Something else in place of this
for the purpose of creating an extract abstraction from the categorical
paradigm of the example above and for the purpose of providing an alternative
obsolescent contrast from traditional grammar analyses is, I would say, to
allow it for a polysemy--as in here, extracting a related sense content that would
indicate the assertion of the contextual remoteness in appositeness than
remoteness in time that can indicate how an adjunct is possible by a noun phrase:
We subject |are celebrating verb|
our convocation object |this year. adjunct
Moreover, while the definitions
of adjectives and adjuncts make reference to nouns and verbs respectively, an
adjunct pursuant to the undertaking of a noun phrase can only be realized as an adjective that complements a noun, as in here above when the lexical adverb
‘this year’, for example, converse to its lexical potential and loses its
nominal property in order to serve the constituent of the head of the noun
phrase.
But no doubt that the book from where the first
example came from is a good book for so many analyses just as the linguist with
whom I have spoken is with her analyses. I just beat one or two issues.
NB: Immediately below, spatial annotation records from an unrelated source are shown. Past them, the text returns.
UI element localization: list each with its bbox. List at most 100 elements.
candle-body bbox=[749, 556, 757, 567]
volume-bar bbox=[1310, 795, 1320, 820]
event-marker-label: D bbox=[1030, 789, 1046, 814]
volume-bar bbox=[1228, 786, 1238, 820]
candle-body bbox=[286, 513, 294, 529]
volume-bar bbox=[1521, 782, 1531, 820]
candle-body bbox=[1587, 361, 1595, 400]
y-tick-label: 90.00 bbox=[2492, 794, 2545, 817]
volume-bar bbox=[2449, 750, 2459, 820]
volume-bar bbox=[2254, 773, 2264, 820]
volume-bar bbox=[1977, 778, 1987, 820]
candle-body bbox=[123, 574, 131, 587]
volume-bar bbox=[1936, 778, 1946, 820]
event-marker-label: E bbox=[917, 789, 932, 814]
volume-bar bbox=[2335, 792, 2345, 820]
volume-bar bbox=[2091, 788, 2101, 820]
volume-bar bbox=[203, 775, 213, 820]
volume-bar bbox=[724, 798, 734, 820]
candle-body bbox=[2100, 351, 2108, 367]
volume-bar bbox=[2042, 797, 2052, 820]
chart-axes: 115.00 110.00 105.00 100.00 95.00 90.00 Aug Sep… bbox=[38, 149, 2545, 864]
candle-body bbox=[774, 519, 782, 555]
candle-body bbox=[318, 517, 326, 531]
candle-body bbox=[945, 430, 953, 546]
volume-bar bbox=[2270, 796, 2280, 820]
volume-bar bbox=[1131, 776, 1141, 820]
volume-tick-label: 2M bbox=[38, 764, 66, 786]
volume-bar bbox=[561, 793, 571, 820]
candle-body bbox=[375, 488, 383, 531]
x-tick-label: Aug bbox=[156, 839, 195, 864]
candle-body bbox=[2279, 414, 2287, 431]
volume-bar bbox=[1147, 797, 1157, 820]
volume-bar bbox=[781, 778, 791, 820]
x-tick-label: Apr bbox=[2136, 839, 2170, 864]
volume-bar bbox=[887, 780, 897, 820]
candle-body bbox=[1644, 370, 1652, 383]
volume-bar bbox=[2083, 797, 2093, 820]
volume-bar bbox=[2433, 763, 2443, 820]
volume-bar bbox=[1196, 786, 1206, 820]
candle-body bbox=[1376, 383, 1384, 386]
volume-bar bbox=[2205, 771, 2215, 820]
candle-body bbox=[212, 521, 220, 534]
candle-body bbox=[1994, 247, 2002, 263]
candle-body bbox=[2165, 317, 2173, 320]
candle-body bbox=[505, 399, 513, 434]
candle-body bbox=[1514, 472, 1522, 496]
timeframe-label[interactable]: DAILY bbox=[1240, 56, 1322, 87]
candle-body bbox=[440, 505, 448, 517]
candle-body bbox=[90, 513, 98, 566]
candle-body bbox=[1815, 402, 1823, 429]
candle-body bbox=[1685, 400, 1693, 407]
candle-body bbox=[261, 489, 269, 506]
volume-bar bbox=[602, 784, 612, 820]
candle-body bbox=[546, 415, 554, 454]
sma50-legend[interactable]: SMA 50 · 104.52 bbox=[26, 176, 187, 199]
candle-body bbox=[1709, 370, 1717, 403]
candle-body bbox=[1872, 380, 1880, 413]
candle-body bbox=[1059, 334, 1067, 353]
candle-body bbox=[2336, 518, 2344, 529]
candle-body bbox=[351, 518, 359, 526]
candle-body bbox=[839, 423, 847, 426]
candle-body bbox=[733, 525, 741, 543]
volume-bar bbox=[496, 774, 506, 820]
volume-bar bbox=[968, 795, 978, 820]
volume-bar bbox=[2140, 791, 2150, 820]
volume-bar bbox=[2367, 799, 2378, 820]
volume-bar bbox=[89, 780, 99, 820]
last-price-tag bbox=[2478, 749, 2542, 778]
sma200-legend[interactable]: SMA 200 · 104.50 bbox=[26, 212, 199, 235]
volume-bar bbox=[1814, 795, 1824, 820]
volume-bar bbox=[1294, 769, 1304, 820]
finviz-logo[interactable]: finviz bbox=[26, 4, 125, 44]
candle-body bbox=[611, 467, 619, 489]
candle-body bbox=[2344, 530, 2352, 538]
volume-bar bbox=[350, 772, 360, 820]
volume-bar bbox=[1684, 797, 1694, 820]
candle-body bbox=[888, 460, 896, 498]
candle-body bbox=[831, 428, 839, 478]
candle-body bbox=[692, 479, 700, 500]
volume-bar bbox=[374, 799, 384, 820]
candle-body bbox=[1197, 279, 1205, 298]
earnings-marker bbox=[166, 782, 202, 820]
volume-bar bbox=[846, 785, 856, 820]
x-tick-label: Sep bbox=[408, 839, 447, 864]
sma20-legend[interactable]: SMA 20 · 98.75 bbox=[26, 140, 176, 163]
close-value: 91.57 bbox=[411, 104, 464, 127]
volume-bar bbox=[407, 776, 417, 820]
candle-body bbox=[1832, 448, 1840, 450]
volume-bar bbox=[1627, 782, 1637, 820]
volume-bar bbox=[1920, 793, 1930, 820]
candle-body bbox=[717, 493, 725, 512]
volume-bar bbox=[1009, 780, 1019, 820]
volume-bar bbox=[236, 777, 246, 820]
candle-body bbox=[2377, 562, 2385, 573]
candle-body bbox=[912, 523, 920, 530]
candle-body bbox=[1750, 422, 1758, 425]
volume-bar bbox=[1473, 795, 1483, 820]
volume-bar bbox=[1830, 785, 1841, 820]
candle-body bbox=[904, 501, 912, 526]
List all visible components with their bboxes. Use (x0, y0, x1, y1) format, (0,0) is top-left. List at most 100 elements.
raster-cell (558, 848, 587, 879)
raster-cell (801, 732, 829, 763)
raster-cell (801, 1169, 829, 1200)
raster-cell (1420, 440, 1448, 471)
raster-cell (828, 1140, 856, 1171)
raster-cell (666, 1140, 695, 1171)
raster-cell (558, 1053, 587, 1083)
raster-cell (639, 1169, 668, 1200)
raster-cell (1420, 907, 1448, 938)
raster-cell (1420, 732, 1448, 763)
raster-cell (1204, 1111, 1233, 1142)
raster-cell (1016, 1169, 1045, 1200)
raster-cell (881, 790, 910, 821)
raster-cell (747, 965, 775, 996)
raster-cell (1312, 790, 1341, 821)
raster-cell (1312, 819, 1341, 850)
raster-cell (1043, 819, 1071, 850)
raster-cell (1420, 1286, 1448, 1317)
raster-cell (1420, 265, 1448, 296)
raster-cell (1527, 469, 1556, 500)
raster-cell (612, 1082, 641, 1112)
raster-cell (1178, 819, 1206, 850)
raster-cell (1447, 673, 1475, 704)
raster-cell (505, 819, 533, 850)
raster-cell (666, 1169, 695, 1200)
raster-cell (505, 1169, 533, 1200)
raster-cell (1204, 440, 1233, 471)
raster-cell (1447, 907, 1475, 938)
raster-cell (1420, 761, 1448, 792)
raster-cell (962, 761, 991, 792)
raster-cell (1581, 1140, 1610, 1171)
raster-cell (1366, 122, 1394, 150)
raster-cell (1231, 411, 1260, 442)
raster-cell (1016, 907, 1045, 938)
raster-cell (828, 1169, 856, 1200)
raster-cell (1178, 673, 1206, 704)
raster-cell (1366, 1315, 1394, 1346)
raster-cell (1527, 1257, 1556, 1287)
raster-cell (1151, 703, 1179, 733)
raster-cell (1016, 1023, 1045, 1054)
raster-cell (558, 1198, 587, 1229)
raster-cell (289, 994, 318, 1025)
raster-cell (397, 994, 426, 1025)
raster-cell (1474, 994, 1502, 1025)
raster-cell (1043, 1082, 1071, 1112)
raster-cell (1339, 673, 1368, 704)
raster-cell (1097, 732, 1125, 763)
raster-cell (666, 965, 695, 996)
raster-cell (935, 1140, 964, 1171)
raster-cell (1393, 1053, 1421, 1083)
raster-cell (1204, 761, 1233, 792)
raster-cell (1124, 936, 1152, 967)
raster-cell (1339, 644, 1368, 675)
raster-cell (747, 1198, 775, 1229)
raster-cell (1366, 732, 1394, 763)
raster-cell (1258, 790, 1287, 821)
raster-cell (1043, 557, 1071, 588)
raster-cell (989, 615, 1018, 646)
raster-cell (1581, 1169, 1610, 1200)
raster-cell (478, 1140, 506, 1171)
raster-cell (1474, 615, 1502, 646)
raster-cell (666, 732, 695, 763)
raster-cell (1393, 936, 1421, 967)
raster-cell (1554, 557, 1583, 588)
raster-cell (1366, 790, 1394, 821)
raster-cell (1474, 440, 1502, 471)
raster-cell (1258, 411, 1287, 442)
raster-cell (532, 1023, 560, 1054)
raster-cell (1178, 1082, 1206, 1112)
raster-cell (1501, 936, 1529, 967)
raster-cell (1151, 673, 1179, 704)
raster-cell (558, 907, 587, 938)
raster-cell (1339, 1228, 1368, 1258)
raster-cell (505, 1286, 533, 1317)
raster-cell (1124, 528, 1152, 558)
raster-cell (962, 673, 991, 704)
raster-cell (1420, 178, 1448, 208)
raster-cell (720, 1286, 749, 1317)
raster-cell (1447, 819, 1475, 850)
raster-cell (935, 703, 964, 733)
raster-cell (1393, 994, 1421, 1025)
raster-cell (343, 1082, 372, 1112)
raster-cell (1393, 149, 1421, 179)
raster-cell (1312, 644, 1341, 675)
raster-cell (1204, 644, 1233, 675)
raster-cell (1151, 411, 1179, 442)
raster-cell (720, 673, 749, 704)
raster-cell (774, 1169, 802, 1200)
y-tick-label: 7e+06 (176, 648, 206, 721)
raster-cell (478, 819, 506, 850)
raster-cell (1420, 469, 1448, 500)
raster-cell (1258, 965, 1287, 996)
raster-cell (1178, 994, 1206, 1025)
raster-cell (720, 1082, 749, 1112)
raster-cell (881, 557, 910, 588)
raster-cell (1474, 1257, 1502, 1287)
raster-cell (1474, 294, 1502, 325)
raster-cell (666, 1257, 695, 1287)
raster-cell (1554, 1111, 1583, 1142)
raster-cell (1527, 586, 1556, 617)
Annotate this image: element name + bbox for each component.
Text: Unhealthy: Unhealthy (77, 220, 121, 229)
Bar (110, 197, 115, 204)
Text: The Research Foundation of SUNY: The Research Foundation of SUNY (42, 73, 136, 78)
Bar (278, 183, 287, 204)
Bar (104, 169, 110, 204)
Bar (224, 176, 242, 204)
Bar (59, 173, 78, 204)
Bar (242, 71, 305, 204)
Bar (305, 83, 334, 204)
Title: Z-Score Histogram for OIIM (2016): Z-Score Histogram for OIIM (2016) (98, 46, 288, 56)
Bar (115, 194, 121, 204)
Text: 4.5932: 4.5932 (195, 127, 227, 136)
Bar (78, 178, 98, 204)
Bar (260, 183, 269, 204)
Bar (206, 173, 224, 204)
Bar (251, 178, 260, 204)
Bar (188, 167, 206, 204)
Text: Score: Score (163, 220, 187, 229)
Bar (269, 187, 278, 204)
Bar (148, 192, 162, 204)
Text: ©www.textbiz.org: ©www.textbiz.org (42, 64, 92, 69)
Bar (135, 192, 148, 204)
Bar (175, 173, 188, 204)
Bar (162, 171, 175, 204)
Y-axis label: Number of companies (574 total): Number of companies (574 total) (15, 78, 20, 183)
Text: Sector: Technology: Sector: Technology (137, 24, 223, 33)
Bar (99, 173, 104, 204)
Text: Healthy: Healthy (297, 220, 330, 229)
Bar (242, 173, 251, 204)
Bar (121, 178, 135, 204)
To get back to the track on
literature reviews and for rhetorical elements of wider readers, I should
perhaps add a bit of personal sides and a few other things here and there, I guess. But
it is already a lot for a blog post. Here
bellow is something very personal on plagiarism, anyway.
When I was a student, there was a few incidents
personally which is analogically similar to that of someone to be got charged for
coughing loudly in a park but not got charged for murders actually committed. The
latter analogy is maybe an extreme example as to why one is not got charged for it.
It was perhaps for the reason on the understanding sometimes that many of us are
having great difficulties to make up things correctly but our trying to come up
with something would eventually do the fix soon or later, or sort of
that, I would guess. The professors at the time were Scots by origins, so the
language and preciseness of students wasn't really that the main issue for
them. The former case, however, is a
bit shame. I still shame myself (even after 20 years now) for that sort of
things, though not for what i did but for the things to which I had to do the copy to get the credit—very small issue for anything meaningful. Apprantely I was in the bad eye
at that time for the prof to take the push to do something—and i lost the expected Commonwealth Scholarship (money to students from commonwealth countries on the first year completion with the above GPA for the short period) with it.
I had once a fully plagiarized essay from a student, but it was the one very interesting to read since the tone of essay was like exactly from someone I know who got into the students’ paper somehow.